Rope perches are great because they give pet birds a soft, comfortable place to perch on. Most rope perches are bendable
and you can twist them into any shape. Some rope perches come as boings, so pet birds can exercise as well.
It's also healthy to have different types of perches in your bird's cage in addition to the standard wooden perch. Rope
perches add variety in terms of surface, texture and diameter size for you bird's feet.
Maintaining your bird's rope perches is easy. Rope perches are machine-washable so they can be tossed in with a load of
laundry or in the dishwasher. Rope perches can also soak in a bird-safe cleaning solution and scrubbed as you would a
regular perch. 
Wear & Tear
As with any other bird product, rope perches must be inspected often for wear and tear. A bird can get caught in frayed or
loose threads of rope perches, especially if their toe nails are overgrow. Inspect all rope perches when cleaning your bird's
cage.

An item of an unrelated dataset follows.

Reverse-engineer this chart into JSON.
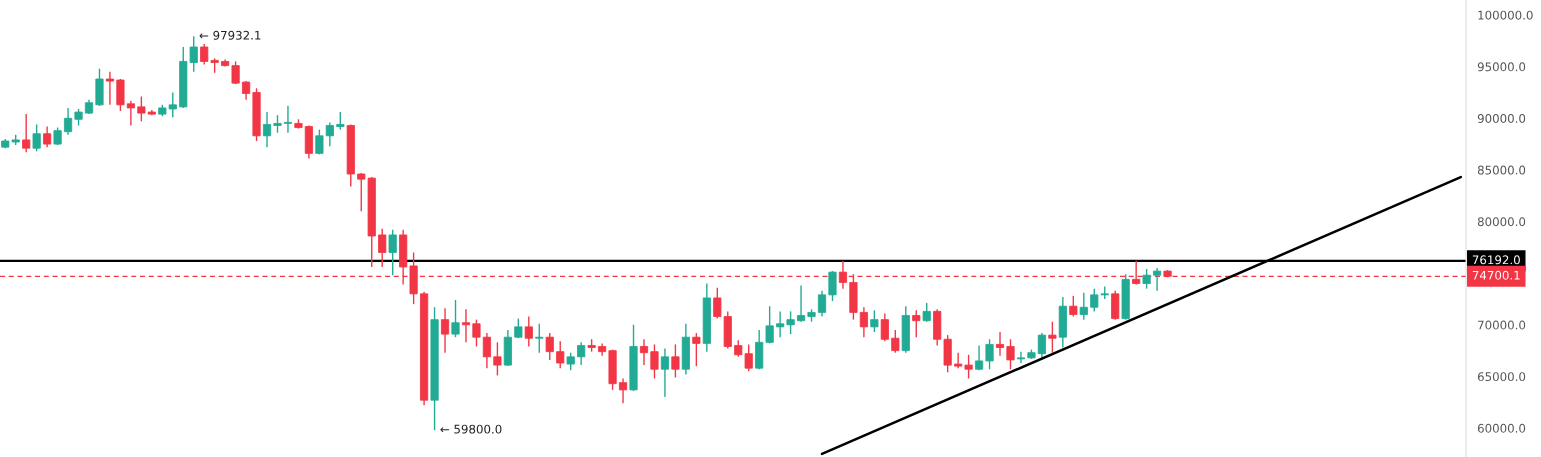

Check for any loose threads or anything that your bird's nail or toe might get caught in.
If you have smaller birds, such as a lovebird or parrotlet, a rope perch might last years without sign of wear or tear. With
larger birds, the rope perch might become the toy of choice and be ripped to shreds one day. Toss the remains and get a
thicker rope perch for your larger bird._


----------



## FaeryBee (May 9, 2011)

*As we have so many new members, I think it would be prudent to note the very real danger to budgies when they ingest cotton fibers.

Please refer to this thread:
http://talkbudgies.com/your-budgies-health/288546-dangers-cotton-rope-perches.html*


----------



## jrook (Jul 29, 2014)

Yes, that's important to note.. 
Thank you, FaeryBee.


----------